Smith waits turn on line

Updated: 7:10 p.m.

Don't look for No. 1 pick Andre Smith to make his first NFL start at right tackle any time soon in the heat of a playoff run.

With left tackle Andrew Whitworth locking down his side by allowing just one sack this season and right tackle Dennis Roland a brute force in the running game, offensive line coach Paul Alexander is content with the status quo of his unit. Smith, who made his debut last Sunday in about 10 snaps, figures to continue to get eased in.

But that's about it right now.

"It's hard to get him in there too much," Alexander said after Thursday's practice on the Paul Brown Stadium turf. "Frankly, Roland is playing so good it's hard to disrupt the chemistry of what you've got going."

It basically comes down to this: The Bengals aren't 1-11-1 and looking to cultivate guys for next year.

"Winning the game is way more important than developing Andre Smith," Alexander said. "We're right in the thick of something very special and we have to make sure we see that through."

A couple of things are working against Smith from a physical and mental standpoint. The guy just isn't ready. The weight issue isn't as big as it was a month ago when he was trying to get back from the foot injury, but since Smith has missed a month of preseason because of a holdout and then the next six weeks because of a broken foot, Alexander says he simply needs reps.

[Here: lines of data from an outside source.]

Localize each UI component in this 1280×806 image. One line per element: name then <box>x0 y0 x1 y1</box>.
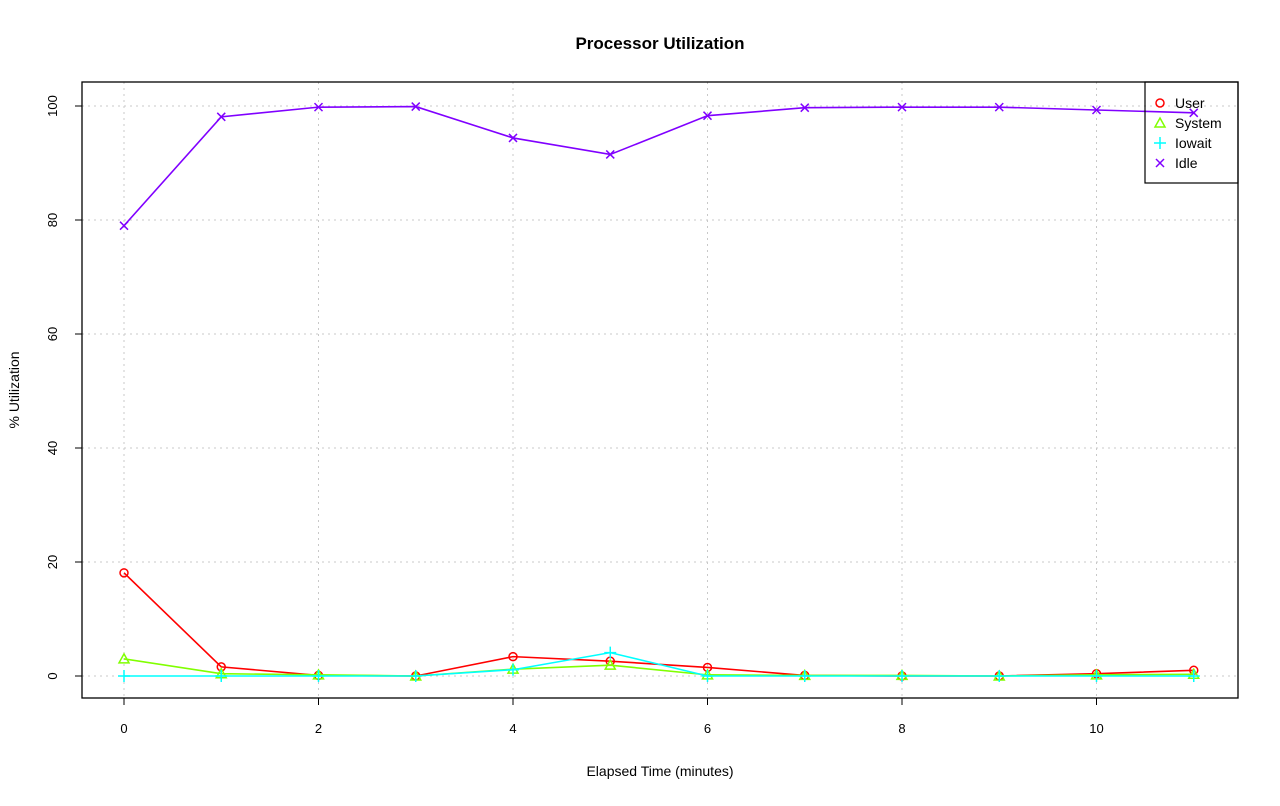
data-point <box>701 670 714 682</box>
data-point <box>1090 670 1103 682</box>
data-point <box>312 670 325 682</box>
data-point <box>1091 105 1102 115</box>
data-point <box>508 133 518 143</box>
y-tick-label: 40 <box>45 441 60 455</box>
data-point <box>313 102 324 112</box>
legend-label: Iowait <box>1175 135 1212 151</box>
data-point <box>798 670 811 682</box>
legend-label: Idle <box>1175 155 1198 171</box>
data-point <box>603 658 617 670</box>
data-point <box>118 670 130 682</box>
data-point <box>411 102 421 112</box>
data-point <box>119 568 129 578</box>
legend-marker <box>1153 116 1167 128</box>
legend-label: System <box>1175 115 1222 131</box>
plot-frame <box>81 81 1239 699</box>
data-point <box>994 102 1004 112</box>
series-line <box>123 658 1194 677</box>
series-iowait <box>118 646 1200 682</box>
data-point <box>215 670 228 682</box>
data-point <box>1189 108 1199 118</box>
data-point <box>800 103 810 113</box>
data-point <box>119 221 129 231</box>
series-group <box>117 102 1201 682</box>
y-tick-label: 0 <box>45 672 60 679</box>
legend-marker <box>1154 137 1166 149</box>
data-point <box>702 111 713 121</box>
x-tick-label: 6 <box>704 721 711 736</box>
x-tick-label: 4 <box>509 721 516 736</box>
data-point <box>896 670 908 682</box>
legend-marker <box>1155 158 1165 168</box>
legend: User System Iowait Idle <box>1144 81 1239 184</box>
y-tick-label: 20 <box>45 555 60 569</box>
x-tick-label: 8 <box>898 721 905 736</box>
x-axis-label: Elapsed Time (minutes) <box>586 763 733 779</box>
data-point <box>507 663 519 676</box>
series-line <box>124 651 1194 677</box>
data-point <box>604 646 617 659</box>
series-idle <box>119 102 1199 231</box>
data-point <box>993 670 1006 682</box>
y-tick-label: 60 <box>45 327 60 341</box>
series-line <box>123 572 1194 677</box>
legend-label: User <box>1175 95 1205 111</box>
data-point <box>216 112 226 122</box>
series-line <box>123 105 1194 227</box>
data-point <box>897 102 907 112</box>
data-point <box>117 652 131 664</box>
data-point <box>605 149 615 159</box>
x-tick-label: 10 <box>1089 721 1103 736</box>
y-tick-label: 80 <box>45 213 60 227</box>
data-point <box>1187 670 1200 682</box>
legend-marker <box>1155 98 1165 108</box>
chart-title: Processor Utilization <box>575 34 744 53</box>
grid <box>82 82 1238 698</box>
data-point <box>409 670 422 682</box>
legend-box <box>1144 81 1239 184</box>
y-axis-label: % Utilization <box>6 351 22 428</box>
y-tick-label: 100 <box>45 95 60 117</box>
data-point <box>508 651 518 662</box>
x-tick-label: 2 <box>315 721 322 736</box>
series-user <box>119 568 1199 681</box>
x-tick-label: 0 <box>120 721 127 736</box>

"It's almost impossible for an established veteran to miss training camp and have a solid season," Alexander said. "You see it all the time where a lineman misses a lot of camp and he doesn't have that great of a season. That's the challenge he's dealing with."

Plus, this is the season the Bengals have flipped the balance of power in the AFC North with the help of the unbalanced line. The myriad of alignments have become a staple of the physical Bengals running game, but it is also a mental challenge for even the veterans.

"We've given them a huge amount of information to digest every week in the game plan, maybe more than I've ever given them," Alexander said. "Which is amazing because they're young and inexperienced. But they're smart. There were a couple of games earlier in the year where they were (nervous), but they've kind of gotten over that now. They've played in big games. They've executed with poise. We're just growing every day. Good lines play together for years, not just weeks, and we're still in the weeks development of it."

The Bengals think Smith is bright when it comes to Xs and Os (it's a reason they drafted him) and they believe he's done a good enough job in the weight department that he can give them some quality snaps. His weight is still a mystery, but figure he's a shade under 340 because he doesn't look all that different from last year, when he played at 330, which is where the club would like him.

And Alexander says he's not just a run blocker.

"He's doing a good job with just the things we've selected him to do, He's a good pass blocker. He's a talented kid," Alexander said. "The best thing to do is to put him in unpredictable situations, where the opponent doesn't expect him. Whatever that means."

Easing Smith in as the right tackle next to another tackle or picking spots to line him up as the sole tackle (which the Bengals did twice against the Browns) is how Alexander broke in the last two Bengals first-round tackles, Willie Anderson in 1996 and Levi Jones in 2002.

"You can control what plays they need to study; it's a way to teach the offense in pieces," Alexander said. You can't force the pace one way or the other. You can't rush it too far ahead. You just have to let it evolve. You'll know the right time to put a guy in. You can't put a guy in before he's ready and it does no good to hold a guy back when he's ready to go."

Smith is just not ready. Not with the way Roland is playing, Alexander says. Even though he's 26 and this is his third year in the NFL as an undrafted free agent out of Georgia, the last six games have marked only Roland's second through seventh NFL starts. He's big (6-9, 350), tenacious (he's survived five cuts), and he's a technician (a coach's son).

At 6-9, he's not going to be an artist in space and he allowed some heat on the passer from the edge in the past two games. Raiders end Greg Ellis got Roland for a sack in Oakland two weeks ago and outside linebacker Kamerion Wimbley got him for one last week and some pressures. Those are two pretty good rushers. Ellis has 82 career sacks and Wimbley is a former 13th pick in the draft that averages about six sacks per year.

Alexander is reluctant to stick Roland with the Wimbley sack because it came off a funky play-action move and says, "You almost have to (credit) it to them." But he's still very high on Roland and loves his smarts and toughness and fundamentals.

"He's been a solid guy. He's a real good run blocker," Alexander said. "He's like a first-year player. He'll get better as he goes along."

Meanwhile, that other first-year player is also available.

"He did OK in the game," Alexander said of Smith. "He practiced better this week, which helped him get his feet wet."